Мужики криво улыбались, некоторые сердились.
— Вот погоди! — хохотал родитель. — Домой приедешь, баба тебя еще почешет! От уж почешет!
В моем отце стойко до сих пор живет эта деревенская привычка-обычай, когда, прежде чем поздороваться со встречным и поговорить о деле, подтрунит, сгородит какую-нибудь небылицу, пошутит и насмеется. Поглядишь на него — и стоит перед глазами этакий мужичок в лаптишках, этакий говорун у придорожного кабака — развеселый, пьяненький, полублаженный… Перебравшись в Зырянку и поселившись возле ветеринарного участка, он специально выходил на улицу и с серьезным видом заговаривал с женщинами, которые водили коров на пункт искусственного осеменения.
— К быку повела? — спрашивал.
— К быку… — отмахивалась бабенка, нахлестывая упирающуюся скотину.
— А что сама-то маешься?

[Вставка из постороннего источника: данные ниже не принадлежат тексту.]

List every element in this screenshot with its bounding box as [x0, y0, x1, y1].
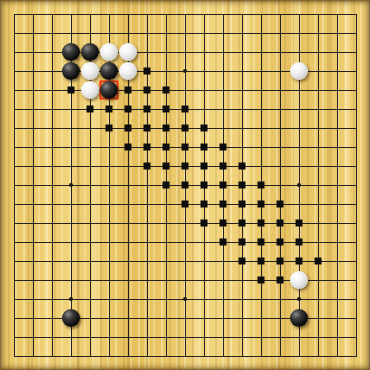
- board-intersection-r18c5[interactable]: [99, 346, 118, 365]
- board-intersection-r18c1[interactable]: [23, 346, 42, 365]
- board-intersection-r10c12[interactable]: [232, 194, 251, 213]
- board-intersection-r9c14[interactable]: [270, 175, 289, 194]
- board-intersection-r16c5[interactable]: [99, 308, 118, 327]
- board-intersection-r6c2[interactable]: [42, 118, 61, 137]
- board-intersection-r2c14[interactable]: [270, 42, 289, 61]
- board-intersection-r0c16[interactable]: [308, 4, 327, 23]
- board-intersection-r0c10[interactable]: [194, 4, 213, 23]
- board-intersection-r9c17[interactable]: [327, 175, 346, 194]
- board-intersection-r8c15[interactable]: [289, 156, 308, 175]
- board-intersection-r4c5[interactable]: [99, 80, 118, 99]
- board-intersection-r14c0[interactable]: [4, 270, 23, 289]
- board-intersection-r10c8[interactable]: [156, 194, 175, 213]
- board-intersection-r2c17[interactable]: [327, 42, 346, 61]
- board-intersection-r15c8[interactable]: [156, 289, 175, 308]
- board-intersection-r4c8[interactable]: [156, 80, 175, 99]
- board-intersection-r18c2[interactable]: [42, 346, 61, 365]
- board-intersection-r12c12[interactable]: [232, 232, 251, 251]
- board-intersection-r14c13[interactable]: [251, 270, 270, 289]
- board-intersection-r2c11[interactable]: [213, 42, 232, 61]
- board-intersection-r12c8[interactable]: [156, 232, 175, 251]
- board-intersection-r12c10[interactable]: [194, 232, 213, 251]
- board-intersection-r17c8[interactable]: [156, 327, 175, 346]
- board-intersection-r16c16[interactable]: [308, 308, 327, 327]
- board-intersection-r13c17[interactable]: [327, 251, 346, 270]
- board-intersection-r14c4[interactable]: [80, 270, 99, 289]
- board-intersection-r0c1[interactable]: [23, 4, 42, 23]
- board-intersection-r17c10[interactable]: [194, 327, 213, 346]
- board-intersection-r7c2[interactable]: [42, 137, 61, 156]
- board-intersection-r5c17[interactable]: [327, 99, 346, 118]
- board-intersection-r2c16[interactable]: [308, 42, 327, 61]
- board-intersection-r1c13[interactable]: [251, 23, 270, 42]
- board-intersection-r11c16[interactable]: [308, 213, 327, 232]
- board-intersection-r10c7[interactable]: [137, 194, 156, 213]
- board-intersection-r18c6[interactable]: [118, 346, 137, 365]
- board-intersection-r13c5[interactable]: [99, 251, 118, 270]
- board-intersection-r3c9[interactable]: [175, 61, 194, 80]
- board-intersection-r9c8[interactable]: [156, 175, 175, 194]
- board-intersection-r5c7[interactable]: [137, 99, 156, 118]
- board-intersection-r8c6[interactable]: [118, 156, 137, 175]
- board-intersection-r17c2[interactable]: [42, 327, 61, 346]
- board-intersection-r17c13[interactable]: [251, 327, 270, 346]
- board-intersection-r16c13[interactable]: [251, 308, 270, 327]
- board-intersection-r12c3[interactable]: [61, 232, 80, 251]
- board-intersection-r0c3[interactable]: [61, 4, 80, 23]
- board-intersection-r4c2[interactable]: [42, 80, 61, 99]
- board-intersection-r13c16[interactable]: [308, 251, 327, 270]
- board-intersection-r6c18[interactable]: [346, 118, 365, 137]
- board-intersection-r9c18[interactable]: [346, 175, 365, 194]
- board-intersection-r15c12[interactable]: [232, 289, 251, 308]
- board-intersection-r4c13[interactable]: [251, 80, 270, 99]
- board-intersection-r8c3[interactable]: [61, 156, 80, 175]
- board-intersection-r1c7[interactable]: [137, 23, 156, 42]
- board-intersection-r16c0[interactable]: [4, 308, 23, 327]
- board-intersection-r5c14[interactable]: [270, 99, 289, 118]
- board-intersection-r11c11[interactable]: [213, 213, 232, 232]
- board-intersection-r6c12[interactable]: [232, 118, 251, 137]
- board-intersection-r6c11[interactable]: [213, 118, 232, 137]
- board-intersection-r8c0[interactable]: [4, 156, 23, 175]
- board-intersection-r1c11[interactable]: [213, 23, 232, 42]
- board-intersection-r0c4[interactable]: [80, 4, 99, 23]
- board-intersection-r14c14[interactable]: [270, 270, 289, 289]
- board-intersection-r17c5[interactable]: [99, 327, 118, 346]
- board-intersection-r6c14[interactable]: [270, 118, 289, 137]
- board-intersection-r6c10[interactable]: [194, 118, 213, 137]
- board-intersection-r1c6[interactable]: [118, 23, 137, 42]
- board-intersection-r8c7[interactable]: [137, 156, 156, 175]
- board-intersection-r8c13[interactable]: [251, 156, 270, 175]
- board-intersection-r1c8[interactable]: [156, 23, 175, 42]
- board-intersection-r7c12[interactable]: [232, 137, 251, 156]
- board-intersection-r14c17[interactable]: [327, 270, 346, 289]
- board-intersection-r8c12[interactable]: [232, 156, 251, 175]
- board-intersection-r1c4[interactable]: [80, 23, 99, 42]
- board-intersection-r15c14[interactable]: [270, 289, 289, 308]
- board-intersection-r10c6[interactable]: [118, 194, 137, 213]
- board-intersection-r11c5[interactable]: [99, 213, 118, 232]
- board-intersection-r8c10[interactable]: [194, 156, 213, 175]
- board-intersection-r10c11[interactable]: [213, 194, 232, 213]
- board-intersection-r18c9[interactable]: [175, 346, 194, 365]
- board-intersection-r15c6[interactable]: [118, 289, 137, 308]
- board-intersection-r15c0[interactable]: [4, 289, 23, 308]
- board-intersection-r11c8[interactable]: [156, 213, 175, 232]
- board-intersection-r2c8[interactable]: [156, 42, 175, 61]
- board-intersection-r16c11[interactable]: [213, 308, 232, 327]
- board-intersection-r3c1[interactable]: [23, 61, 42, 80]
- board-intersection-r16c1[interactable]: [23, 308, 42, 327]
- board-intersection-r17c14[interactable]: [270, 327, 289, 346]
- board-intersection-r3c18[interactable]: [346, 61, 365, 80]
- board-intersection-r12c13[interactable]: [251, 232, 270, 251]
- board-intersection-r15c3[interactable]: [61, 289, 80, 308]
- board-intersection-r10c3[interactable]: [61, 194, 80, 213]
- board-intersection-r2c2[interactable]: [42, 42, 61, 61]
- board-intersection-r15c7[interactable]: [137, 289, 156, 308]
- board-intersection-r10c17[interactable]: [327, 194, 346, 213]
- board-intersection-r14c12[interactable]: [232, 270, 251, 289]
- board-intersection-r9c9[interactable]: [175, 175, 194, 194]
- board-intersection-r1c15[interactable]: [289, 23, 308, 42]
- board-intersection-r7c18[interactable]: [346, 137, 365, 156]
- board-intersection-r3c8[interactable]: [156, 61, 175, 80]
- board-intersection-r18c0[interactable]: [4, 346, 23, 365]
- board-intersection-r7c16[interactable]: [308, 137, 327, 156]
- board-intersection-r5c5[interactable]: [99, 99, 118, 118]
- board-intersection-r7c1[interactable]: [23, 137, 42, 156]
- board-intersection-r16c15[interactable]: [289, 308, 308, 327]
- board-intersection-r17c6[interactable]: [118, 327, 137, 346]
- board-intersection-r4c14[interactable]: [270, 80, 289, 99]
- board-intersection-r10c18[interactable]: [346, 194, 365, 213]
- board-intersection-r4c4[interactable]: [80, 80, 99, 99]
- board-intersection-r3c0[interactable]: [4, 61, 23, 80]
- board-intersection-r9c6[interactable]: [118, 175, 137, 194]
- board-intersection-r16c9[interactable]: [175, 308, 194, 327]
- board-intersection-r18c7[interactable]: [137, 346, 156, 365]
- board-intersection-r15c15[interactable]: [289, 289, 308, 308]
- board-intersection-r8c17[interactable]: [327, 156, 346, 175]
- board-intersection-r11c12[interactable]: [232, 213, 251, 232]
- board-intersection-r2c1[interactable]: [23, 42, 42, 61]
- board-intersection-r14c5[interactable]: [99, 270, 118, 289]
- board-intersection-r9c5[interactable]: [99, 175, 118, 194]
- board-intersection-r10c2[interactable]: [42, 194, 61, 213]
- board-intersection-r3c14[interactable]: [270, 61, 289, 80]
- board-intersection-r3c4[interactable]: [80, 61, 99, 80]
- board-intersection-r7c6[interactable]: [118, 137, 137, 156]
- board-intersection-r7c4[interactable]: [80, 137, 99, 156]
- board-intersection-r4c9[interactable]: [175, 80, 194, 99]
- board-intersection-r1c9[interactable]: [175, 23, 194, 42]
- board-intersection-r4c10[interactable]: [194, 80, 213, 99]
- board-intersection-r14c6[interactable]: [118, 270, 137, 289]
- board-intersection-r1c16[interactable]: [308, 23, 327, 42]
- board-intersection-r3c10[interactable]: [194, 61, 213, 80]
- board-intersection-r15c2[interactable]: [42, 289, 61, 308]
- board-intersection-r7c10[interactable]: [194, 137, 213, 156]
- board-intersection-r13c0[interactable]: [4, 251, 23, 270]
- board-intersection-r15c13[interactable]: [251, 289, 270, 308]
- board-intersection-r4c16[interactable]: [308, 80, 327, 99]
- board-intersection-r14c2[interactable]: [42, 270, 61, 289]
- board-intersection-r7c15[interactable]: [289, 137, 308, 156]
- board-intersection-r17c11[interactable]: [213, 327, 232, 346]
- board-intersection-r17c9[interactable]: [175, 327, 194, 346]
- board-intersection-r2c4[interactable]: [80, 42, 99, 61]
- board-intersection-r0c2[interactable]: [42, 4, 61, 23]
- board-intersection-r9c0[interactable]: [4, 175, 23, 194]
- board-intersection-r12c4[interactable]: [80, 232, 99, 251]
- board-intersection-r2c9[interactable]: [175, 42, 194, 61]
- board-intersection-r1c10[interactable]: [194, 23, 213, 42]
- board-intersection-r18c13[interactable]: [251, 346, 270, 365]
- board-intersection-r11c0[interactable]: [4, 213, 23, 232]
- board-intersection-r18c3[interactable]: [61, 346, 80, 365]
- board-intersection-r1c0[interactable]: [4, 23, 23, 42]
- board-intersection-r8c4[interactable]: [80, 156, 99, 175]
- board-intersection-r3c12[interactable]: [232, 61, 251, 80]
- board-intersection-r4c6[interactable]: [118, 80, 137, 99]
- board-intersection-r1c5[interactable]: [99, 23, 118, 42]
- board-intersection-r8c16[interactable]: [308, 156, 327, 175]
- board-intersection-r2c15[interactable]: [289, 42, 308, 61]
- board-intersection-r9c2[interactable]: [42, 175, 61, 194]
- board-intersection-r9c13[interactable]: [251, 175, 270, 194]
- board-intersection-r12c15[interactable]: [289, 232, 308, 251]
- board-intersection-r12c0[interactable]: [4, 232, 23, 251]
- board-intersection-r4c1[interactable]: [23, 80, 42, 99]
- board-intersection-r0c5[interactable]: [99, 4, 118, 23]
- board-intersection-r3c6[interactable]: [118, 61, 137, 80]
- board-intersection-r4c7[interactable]: [137, 80, 156, 99]
- board-intersection-r18c10[interactable]: [194, 346, 213, 365]
- board-intersection-r10c9[interactable]: [175, 194, 194, 213]
- board-intersection-r13c1[interactable]: [23, 251, 42, 270]
- board-intersection-r16c10[interactable]: [194, 308, 213, 327]
- board-intersection-r0c17[interactable]: [327, 4, 346, 23]
- board-intersection-r17c0[interactable]: [4, 327, 23, 346]
- board-intersection-r14c1[interactable]: [23, 270, 42, 289]
- board-intersection-r5c11[interactable]: [213, 99, 232, 118]
- board-intersection-r1c12[interactable]: [232, 23, 251, 42]
- board-intersection-r12c18[interactable]: [346, 232, 365, 251]
- board-intersection-r18c12[interactable]: [232, 346, 251, 365]
- board-intersection-r5c10[interactable]: [194, 99, 213, 118]
- board-intersection-r1c14[interactable]: [270, 23, 289, 42]
- board-intersection-r10c4[interactable]: [80, 194, 99, 213]
- board-intersection-r18c18[interactable]: [346, 346, 365, 365]
- board-intersection-r2c12[interactable]: [232, 42, 251, 61]
- board-intersection-r17c1[interactable]: [23, 327, 42, 346]
- board-intersection-r15c10[interactable]: [194, 289, 213, 308]
- board-intersection-r6c7[interactable]: [137, 118, 156, 137]
- board-intersection-r6c5[interactable]: [99, 118, 118, 137]
- board-intersection-r13c18[interactable]: [346, 251, 365, 270]
- board-intersection-r7c0[interactable]: [4, 137, 23, 156]
- board-intersection-r6c8[interactable]: [156, 118, 175, 137]
- board-intersection-r8c18[interactable]: [346, 156, 365, 175]
- board-intersection-r16c7[interactable]: [137, 308, 156, 327]
- board-intersection-r3c2[interactable]: [42, 61, 61, 80]
- board-intersection-r11c10[interactable]: [194, 213, 213, 232]
- board-intersection-r6c0[interactable]: [4, 118, 23, 137]
- board-intersection-r18c8[interactable]: [156, 346, 175, 365]
- board-intersection-r15c17[interactable]: [327, 289, 346, 308]
- board-intersection-r15c1[interactable]: [23, 289, 42, 308]
- board-intersection-r12c9[interactable]: [175, 232, 194, 251]
- board-intersection-r5c8[interactable]: [156, 99, 175, 118]
- board-intersection-r4c11[interactable]: [213, 80, 232, 99]
- board-intersection-r17c17[interactable]: [327, 327, 346, 346]
- board-intersection-r4c17[interactable]: [327, 80, 346, 99]
- board-intersection-r14c15[interactable]: [289, 270, 308, 289]
- board-intersection-r10c0[interactable]: [4, 194, 23, 213]
- board-intersection-r12c1[interactable]: [23, 232, 42, 251]
- board-intersection-r5c13[interactable]: [251, 99, 270, 118]
- board-intersection-r0c12[interactable]: [232, 4, 251, 23]
- board-intersection-r6c6[interactable]: [118, 118, 137, 137]
- board-intersection-r8c8[interactable]: [156, 156, 175, 175]
- board-intersection-r11c9[interactable]: [175, 213, 194, 232]
- board-intersection-r9c11[interactable]: [213, 175, 232, 194]
- board-intersection-r16c12[interactable]: [232, 308, 251, 327]
- board-intersection-r5c2[interactable]: [42, 99, 61, 118]
- board-intersection-r9c1[interactable]: [23, 175, 42, 194]
- board-intersection-r11c13[interactable]: [251, 213, 270, 232]
- board-intersection-r6c13[interactable]: [251, 118, 270, 137]
- board-intersection-r6c4[interactable]: [80, 118, 99, 137]
- board-intersection-r17c18[interactable]: [346, 327, 365, 346]
- board-intersection-r12c11[interactable]: [213, 232, 232, 251]
- board-intersection-r6c9[interactable]: [175, 118, 194, 137]
- board-intersection-r16c17[interactable]: [327, 308, 346, 327]
- board-intersection-r15c9[interactable]: [175, 289, 194, 308]
- board-intersection-r12c16[interactable]: [308, 232, 327, 251]
- board-intersection-r16c14[interactable]: [270, 308, 289, 327]
- board-intersection-r4c0[interactable]: [4, 80, 23, 99]
- board-intersection-r2c18[interactable]: [346, 42, 365, 61]
- board-intersection-r13c3[interactable]: [61, 251, 80, 270]
- board-intersection-r4c3[interactable]: [61, 80, 80, 99]
- board-intersection-r11c14[interactable]: [270, 213, 289, 232]
- board-intersection-r10c1[interactable]: [23, 194, 42, 213]
- board-intersection-r16c3[interactable]: [61, 308, 80, 327]
- board-intersection-r14c8[interactable]: [156, 270, 175, 289]
- board-intersection-r2c10[interactable]: [194, 42, 213, 61]
- board-intersection-r11c18[interactable]: [346, 213, 365, 232]
- board-intersection-r3c5[interactable]: [99, 61, 118, 80]
- board-intersection-r2c6[interactable]: [118, 42, 137, 61]
- board-intersection-r15c4[interactable]: [80, 289, 99, 308]
- board-intersection-r2c0[interactable]: [4, 42, 23, 61]
- board-intersection-r0c14[interactable]: [270, 4, 289, 23]
- board-intersection-r11c2[interactable]: [42, 213, 61, 232]
- board-intersection-r16c4[interactable]: [80, 308, 99, 327]
- board-intersection-r3c13[interactable]: [251, 61, 270, 80]
- board-intersection-r17c15[interactable]: [289, 327, 308, 346]
- board-intersection-r14c18[interactable]: [346, 270, 365, 289]
- board-intersection-r5c18[interactable]: [346, 99, 365, 118]
- board-intersection-r9c15[interactable]: [289, 175, 308, 194]
- board-intersection-r0c15[interactable]: [289, 4, 308, 23]
- board-intersection-r1c17[interactable]: [327, 23, 346, 42]
- board-intersection-r12c6[interactable]: [118, 232, 137, 251]
- board-intersection-r17c4[interactable]: [80, 327, 99, 346]
- board-intersection-r3c16[interactable]: [308, 61, 327, 80]
- board-intersection-r7c7[interactable]: [137, 137, 156, 156]
- board-intersection-r18c14[interactable]: [270, 346, 289, 365]
- board-intersection-r13c4[interactable]: [80, 251, 99, 270]
- board-intersection-r13c10[interactable]: [194, 251, 213, 270]
- board-intersection-r12c14[interactable]: [270, 232, 289, 251]
- board-intersection-r13c11[interactable]: [213, 251, 232, 270]
- board-intersection-r5c3[interactable]: [61, 99, 80, 118]
- board-intersection-r17c7[interactable]: [137, 327, 156, 346]
- board-intersection-r17c16[interactable]: [308, 327, 327, 346]
- board-intersection-r14c9[interactable]: [175, 270, 194, 289]
- board-intersection-r8c11[interactable]: [213, 156, 232, 175]
- board-intersection-r12c2[interactable]: [42, 232, 61, 251]
- board-intersection-r17c12[interactable]: [232, 327, 251, 346]
- board-intersection-r14c3[interactable]: [61, 270, 80, 289]
- board-intersection-r2c7[interactable]: [137, 42, 156, 61]
- board-intersection-r10c16[interactable]: [308, 194, 327, 213]
- board-intersection-r10c15[interactable]: [289, 194, 308, 213]
- board-intersection-r9c16[interactable]: [308, 175, 327, 194]
- board-intersection-r1c1[interactable]: [23, 23, 42, 42]
- board-intersection-r2c5[interactable]: [99, 42, 118, 61]
- board-intersection-r0c13[interactable]: [251, 4, 270, 23]
- board-intersection-r18c16[interactable]: [308, 346, 327, 365]
- board-intersection-r5c9[interactable]: [175, 99, 194, 118]
- board-intersection-r16c18[interactable]: [346, 308, 365, 327]
- board-intersection-r14c10[interactable]: [194, 270, 213, 289]
- board-intersection-r8c9[interactable]: [175, 156, 194, 175]
- board-intersection-r7c17[interactable]: [327, 137, 346, 156]
- board-intersection-r13c2[interactable]: [42, 251, 61, 270]
- board-intersection-r10c5[interactable]: [99, 194, 118, 213]
- board-intersection-r13c8[interactable]: [156, 251, 175, 270]
- board-intersection-r18c15[interactable]: [289, 346, 308, 365]
- board-intersection-r11c15[interactable]: [289, 213, 308, 232]
- board-intersection-r11c17[interactable]: [327, 213, 346, 232]
- board-intersection-r5c16[interactable]: [308, 99, 327, 118]
- board-intersection-r6c17[interactable]: [327, 118, 346, 137]
- board-intersection-r4c15[interactable]: [289, 80, 308, 99]
- board-intersection-r7c5[interactable]: [99, 137, 118, 156]
- board-intersection-r0c7[interactable]: [137, 4, 156, 23]
- board-intersection-r10c14[interactable]: [270, 194, 289, 213]
- board-intersection-r18c4[interactable]: [80, 346, 99, 365]
- board-intersection-r0c0[interactable]: [4, 4, 23, 23]
- board-intersection-r8c1[interactable]: [23, 156, 42, 175]
- board-intersection-r5c4[interactable]: [80, 99, 99, 118]
- board-intersection-r13c14[interactable]: [270, 251, 289, 270]
- board-intersection-r5c15[interactable]: [289, 99, 308, 118]
- board-intersection-r16c8[interactable]: [156, 308, 175, 327]
- board-intersection-r12c5[interactable]: [99, 232, 118, 251]
- board-intersection-r15c11[interactable]: [213, 289, 232, 308]
- board-intersection-r9c12[interactable]: [232, 175, 251, 194]
- board-intersection-r9c3[interactable]: [61, 175, 80, 194]
- board-intersection-r7c9[interactable]: [175, 137, 194, 156]
- board-intersection-r14c7[interactable]: [137, 270, 156, 289]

Мужика б заставила. Сам-то мог или нет?
— Сам-то мог, — поругивалась хозяйка. — Да попробуй заставь нынче мужика!
Отец довольно хохотал и шел в избу.
Лукояново было от нас не так уж далеко, считали, двадцать километров, но в то время мне казалось это чуть ли не краем света: в девять лет я, кроме Торбы, нигде еще не бывал, и мир, казалось, кончается там, где небо смыкается с лесом. Еще осенью мать пообещала взять меня с собой на чесалку, и я ждал этого события как праздника, поторапливал родителей, с мужицкой рачительностью рассуждая, что шерсть попреет, пока они соберутся ее чесать.
И вот наконец они собрались. Вернее, собралась мать, поскольку на чесалку ездила только она и отца к этому делу не допускали. Рано утром под выходной отец запряг Карюху, меня завернули в собачью доху, посадили в головки саней на мешки с шерстью, мать взяла вожжи, и мы поехали. Когда-то Карюха была резвой лошадью, на ней ездил сам председатель сельпо, но однажды во время урагана на нее упало дерево и повредило крестец. Кобыла долго болела, ее хотели уже отправить на мясокомбинат, однако пожалели и отдали отцу. Отец выходил Карюху, поставил на ноги, а через год она ожеребилась. Лошадь была настолько старательной, что будто забывала об увечье. Если ее не сдерживать, то она могла бежать до тех пор, пока не подкашивались задние ноги. Кто не знал о Карюхиной болезни, удивленно таращил глаза, когда она вдруг садилась по-собачьи среди дороги и, отдуваясь, тихонько постанывала. Если ездить с умом, то кобыле цены не было. Давай ей почаще передышку — хоть на край света уедешь.
Утро было дремотное, скрипели на морозе полозья, прыгали в небе звезды, а темнота подступала так близко к дороге, что ее можно было пощупать руками. Я слизывал мягкий куржак с воротника дохи и клевал носом.